I just wanted to do a quick update cuz I need to leave now to do a presentation to the freshmen coming on.

Stay strong, think thin, and be beautiful girls!!
xo




Thursday, January 7, 2010

OK not goodbye yet, but soon!


Wake-up weight this morning:: 110
It's good but still sucks because I was down to 108. But I got back down to 110 pretty quickly, just within this past week sooooo I'm trying to keep in mind that I can get down more fairly easy if I keep it up.

The ship's pretty much packed and now we're mostly running boat drills and whatnot for when the Coast Guard comes for our final drill before we leave on Sunday.
I've been running around taking pictures and working on the site for my school, so I've been busy. But it's kinda awesome because I get to do something I love but I'll be able to restrict like crazy and I'm really hoping to drop like 10 lbs by the time I come back.
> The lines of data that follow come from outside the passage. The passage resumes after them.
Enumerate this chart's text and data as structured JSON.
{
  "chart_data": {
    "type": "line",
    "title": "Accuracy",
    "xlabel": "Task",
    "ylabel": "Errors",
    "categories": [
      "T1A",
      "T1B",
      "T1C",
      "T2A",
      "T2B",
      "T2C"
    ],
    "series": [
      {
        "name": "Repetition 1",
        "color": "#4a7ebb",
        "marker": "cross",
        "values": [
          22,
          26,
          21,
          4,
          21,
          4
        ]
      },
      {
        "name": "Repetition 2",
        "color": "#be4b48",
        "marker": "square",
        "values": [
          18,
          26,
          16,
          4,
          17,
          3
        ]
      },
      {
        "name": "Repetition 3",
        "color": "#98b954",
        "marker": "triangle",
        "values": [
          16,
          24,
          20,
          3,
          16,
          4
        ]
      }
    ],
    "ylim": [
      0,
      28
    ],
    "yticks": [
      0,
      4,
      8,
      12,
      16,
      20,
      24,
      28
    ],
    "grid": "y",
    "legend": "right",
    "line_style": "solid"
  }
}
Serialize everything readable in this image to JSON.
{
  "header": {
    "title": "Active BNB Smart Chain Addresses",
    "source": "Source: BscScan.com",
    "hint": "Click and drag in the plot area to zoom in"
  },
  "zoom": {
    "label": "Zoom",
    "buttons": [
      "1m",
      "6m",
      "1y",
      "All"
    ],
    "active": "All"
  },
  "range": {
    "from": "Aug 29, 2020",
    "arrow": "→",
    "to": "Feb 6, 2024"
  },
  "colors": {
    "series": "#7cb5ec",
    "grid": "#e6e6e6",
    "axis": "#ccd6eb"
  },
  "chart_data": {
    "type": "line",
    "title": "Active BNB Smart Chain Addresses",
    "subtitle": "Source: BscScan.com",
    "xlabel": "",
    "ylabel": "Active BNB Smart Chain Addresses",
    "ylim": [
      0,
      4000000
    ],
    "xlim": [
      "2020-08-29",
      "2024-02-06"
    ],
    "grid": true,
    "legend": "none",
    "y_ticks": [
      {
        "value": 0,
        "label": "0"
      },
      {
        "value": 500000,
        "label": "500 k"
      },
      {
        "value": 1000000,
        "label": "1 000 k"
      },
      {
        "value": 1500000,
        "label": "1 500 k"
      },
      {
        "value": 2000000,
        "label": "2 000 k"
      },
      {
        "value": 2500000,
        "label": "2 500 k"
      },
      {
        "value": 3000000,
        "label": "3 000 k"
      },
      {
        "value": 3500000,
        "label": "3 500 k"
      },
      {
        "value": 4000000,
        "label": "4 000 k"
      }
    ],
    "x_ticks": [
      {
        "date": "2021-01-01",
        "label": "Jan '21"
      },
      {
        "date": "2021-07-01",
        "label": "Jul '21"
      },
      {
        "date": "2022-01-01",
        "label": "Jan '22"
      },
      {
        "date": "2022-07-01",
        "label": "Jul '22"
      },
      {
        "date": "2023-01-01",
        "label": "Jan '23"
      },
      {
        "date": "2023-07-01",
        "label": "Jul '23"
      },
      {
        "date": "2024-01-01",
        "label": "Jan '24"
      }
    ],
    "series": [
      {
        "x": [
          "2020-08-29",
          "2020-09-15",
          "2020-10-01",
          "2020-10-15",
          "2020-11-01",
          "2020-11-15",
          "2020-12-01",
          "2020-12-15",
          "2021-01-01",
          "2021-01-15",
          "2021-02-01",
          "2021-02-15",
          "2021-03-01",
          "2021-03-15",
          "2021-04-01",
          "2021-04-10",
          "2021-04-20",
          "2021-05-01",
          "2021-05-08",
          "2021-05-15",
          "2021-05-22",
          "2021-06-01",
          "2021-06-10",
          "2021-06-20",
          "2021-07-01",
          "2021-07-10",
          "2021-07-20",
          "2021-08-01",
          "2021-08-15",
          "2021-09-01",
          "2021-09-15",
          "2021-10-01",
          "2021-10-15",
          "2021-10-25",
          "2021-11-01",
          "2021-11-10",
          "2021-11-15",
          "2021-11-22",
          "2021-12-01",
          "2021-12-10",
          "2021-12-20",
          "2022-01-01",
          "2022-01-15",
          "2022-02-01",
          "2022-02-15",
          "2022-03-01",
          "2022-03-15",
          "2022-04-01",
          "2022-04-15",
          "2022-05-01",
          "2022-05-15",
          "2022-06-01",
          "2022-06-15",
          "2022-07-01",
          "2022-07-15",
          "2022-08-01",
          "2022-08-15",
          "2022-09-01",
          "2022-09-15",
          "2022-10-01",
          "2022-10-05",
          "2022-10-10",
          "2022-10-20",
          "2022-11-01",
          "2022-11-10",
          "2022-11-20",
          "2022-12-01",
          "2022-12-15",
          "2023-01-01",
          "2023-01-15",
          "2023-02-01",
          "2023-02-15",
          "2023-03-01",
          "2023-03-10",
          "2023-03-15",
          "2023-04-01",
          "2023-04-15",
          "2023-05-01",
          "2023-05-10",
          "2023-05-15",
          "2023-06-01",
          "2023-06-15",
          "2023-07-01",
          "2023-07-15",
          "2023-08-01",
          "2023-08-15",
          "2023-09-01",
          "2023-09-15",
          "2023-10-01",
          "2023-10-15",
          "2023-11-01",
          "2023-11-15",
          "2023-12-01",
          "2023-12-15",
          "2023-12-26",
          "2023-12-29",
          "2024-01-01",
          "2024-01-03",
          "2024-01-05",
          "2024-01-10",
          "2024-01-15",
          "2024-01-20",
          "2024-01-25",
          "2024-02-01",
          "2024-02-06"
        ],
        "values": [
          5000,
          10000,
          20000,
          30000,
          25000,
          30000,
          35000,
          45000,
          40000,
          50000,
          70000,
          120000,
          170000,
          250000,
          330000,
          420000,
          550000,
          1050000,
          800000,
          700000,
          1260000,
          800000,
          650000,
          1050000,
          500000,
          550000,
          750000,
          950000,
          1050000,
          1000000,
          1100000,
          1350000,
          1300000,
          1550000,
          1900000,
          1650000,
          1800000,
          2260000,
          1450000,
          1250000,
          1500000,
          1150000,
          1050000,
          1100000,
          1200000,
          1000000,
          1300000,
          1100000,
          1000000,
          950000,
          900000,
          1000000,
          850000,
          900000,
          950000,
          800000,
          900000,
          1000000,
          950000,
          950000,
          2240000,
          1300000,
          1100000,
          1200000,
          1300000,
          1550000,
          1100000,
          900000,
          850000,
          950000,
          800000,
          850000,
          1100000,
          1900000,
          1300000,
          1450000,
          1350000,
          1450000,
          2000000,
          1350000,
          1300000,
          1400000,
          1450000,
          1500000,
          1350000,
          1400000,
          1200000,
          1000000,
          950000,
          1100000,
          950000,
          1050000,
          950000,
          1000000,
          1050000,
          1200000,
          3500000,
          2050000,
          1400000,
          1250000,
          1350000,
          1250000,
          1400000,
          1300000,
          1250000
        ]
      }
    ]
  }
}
That's me on the left in front of our ship



And on the right lol

I'm gonna go crazy not being able to come on here and read everyone's blogs and going on the forums on Doll Parts. I'm gonna miss my girlies!!! You guys are all like a second family to me and the only ones that understand what I'm going through with Ana and all that. It's definitely gonna be a bit tough not having that understanding and support the next 6 weeks but hopefully I'll be able to stay on track and give some good updates when I have the time [and the internet!]

Once again, I will miss you all and hope you all are well while I'm gone!!






Sunday, January 3, 2010

Goodbye For a Bit


I'm all moved onto the ship now. Everything is unpacked and I've started my job taking pictures and updating the ship's blog [ha! how fitting]
So far so good. The bed I'm sleeping on is HORRENDOUS!! My back hurts so much today from last night. Thank god I brought my tempurpedic pad. It will most definitely be a godsend these next 60ish days.

I started ABC officially today. So far I've had a bottle of water with 2 tbsps of apple cider vinegar and a tiny apple (~50) and a small crab rangoon. (~5). So far so good.
I did some errands to pick up some stuff that I still need and came here to my boyfriend's house to chill out, since there's nothing else for me to do. I was hoping that I'd be alone so that I wouldn't be fed anything, and so that I could just have some quiet time to myself. But his mom's here and is offering me half of a italian sub. I might accept because I'm not planning on eating dinner anyway, probably just another apple. But it still bothers me because I feel like someone is making me eat.

Oh yah.....I got back up to 114. Fuck cinnamon spice crumb cake, all forms of bread, and candy. I was down to 108 and gained 7 lbs back. Gross. I can just feel all of it on me. But I'm determined to get back to 108 pretty quickly. And I've decided that once I hit 105, I'll let myself get a tattoo. I've been absolutely itching to get the OM tattooed on the back of my neck. And if I only allow myself to get it once I hit 105, I can totally reach that goal.


Other than that not much is happening. Everyone else is coming tomorrow and then to real onloading of all the food and whatnot starts. Thankfully, I won't have to do to much since my job is just to take pictures :D Yay, no cold and snow for me!!!

I have no internet on the ship which is awful, even tied up next to the school. And once we leave I really won't have any internet. I feel a bit lost knowing that I can't write on here and that I won't be able to follow all of you girls!! I don't know what I'm going to do with myself. I really will miss all of you and reading about you're lives [as creepy as that sounds lol].
Good luck with everything while I'm gone, stay strong, think thin, we will all be beautiful!!!
Feel free to do ABC with me, even though I won't be able to update, it'd be nice to know that someone else is doing it too!!